Several hypotheses have been proposed to explain the RBBB morphology in cases of uncomplicated RV pacing. One hypothesis suggested that the left ventricle activated first through abnormal pathways when the right ventricle is paced, or that portions of the interventricular septum that are anatomically RV may behave functionally and electrically as LV. 7,8 Another hypothesis suggested that the pacemaker stimulus may enter the right bundle branch and then travel in a retrograde direction to the AV junction and down the left bundle branch. 8 An alternative explanation suggested that the RBBB pattern could be the result of a combination of RV activation delay due to severe disease of the RV conduction system and early penetration of the electrical impulse into the LV conduction system. 9,10

In view of the presence of RV dilatation and elevated RV systolic pressure on echocardiogram, we hypothesize that potential progression of RV disease over a few years could have caused significant RV conduction delay, accounting for the change in paced QRS morphology.
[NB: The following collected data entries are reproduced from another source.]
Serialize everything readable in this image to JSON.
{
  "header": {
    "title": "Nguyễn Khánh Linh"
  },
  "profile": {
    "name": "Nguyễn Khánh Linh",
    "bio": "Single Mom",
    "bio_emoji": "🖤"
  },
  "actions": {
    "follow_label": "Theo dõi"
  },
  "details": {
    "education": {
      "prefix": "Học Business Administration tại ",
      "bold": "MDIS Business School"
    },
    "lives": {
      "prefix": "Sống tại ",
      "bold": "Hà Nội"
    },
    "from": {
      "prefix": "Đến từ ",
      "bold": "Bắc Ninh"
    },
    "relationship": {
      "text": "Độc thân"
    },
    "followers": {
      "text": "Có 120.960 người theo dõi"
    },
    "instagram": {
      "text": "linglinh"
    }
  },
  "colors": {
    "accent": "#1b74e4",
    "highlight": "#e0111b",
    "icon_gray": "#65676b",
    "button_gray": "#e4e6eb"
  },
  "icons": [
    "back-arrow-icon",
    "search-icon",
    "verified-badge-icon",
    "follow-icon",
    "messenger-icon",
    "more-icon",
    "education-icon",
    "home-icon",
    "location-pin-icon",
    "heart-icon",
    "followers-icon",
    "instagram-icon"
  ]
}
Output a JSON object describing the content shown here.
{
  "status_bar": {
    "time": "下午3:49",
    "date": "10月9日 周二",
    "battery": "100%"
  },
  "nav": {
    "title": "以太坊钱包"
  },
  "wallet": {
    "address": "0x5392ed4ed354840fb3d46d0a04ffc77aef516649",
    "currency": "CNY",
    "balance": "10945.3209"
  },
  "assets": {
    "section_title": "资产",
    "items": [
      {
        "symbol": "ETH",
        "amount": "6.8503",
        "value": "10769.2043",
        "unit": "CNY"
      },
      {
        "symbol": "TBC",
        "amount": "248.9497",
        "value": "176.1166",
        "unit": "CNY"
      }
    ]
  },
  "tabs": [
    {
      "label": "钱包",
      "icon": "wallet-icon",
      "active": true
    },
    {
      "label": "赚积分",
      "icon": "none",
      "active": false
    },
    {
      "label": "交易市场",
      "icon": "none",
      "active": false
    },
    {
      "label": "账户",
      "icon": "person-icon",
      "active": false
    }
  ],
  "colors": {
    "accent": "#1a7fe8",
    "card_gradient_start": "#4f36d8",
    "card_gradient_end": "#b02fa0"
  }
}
We could not evaluate native intraventricular conduction patterns since the patient had complete heart block and no escape rhythm.

In conclusion, this case illustrates another example of uncomplicated RV apical pacing with RBBB morphology. Unlike previously reported cases, our patient had an interval change in the paced QRS morphology from LBBB to RBBB pattern, which may have been related to underlying cardiac disease, though the exact mechanism remains unclear.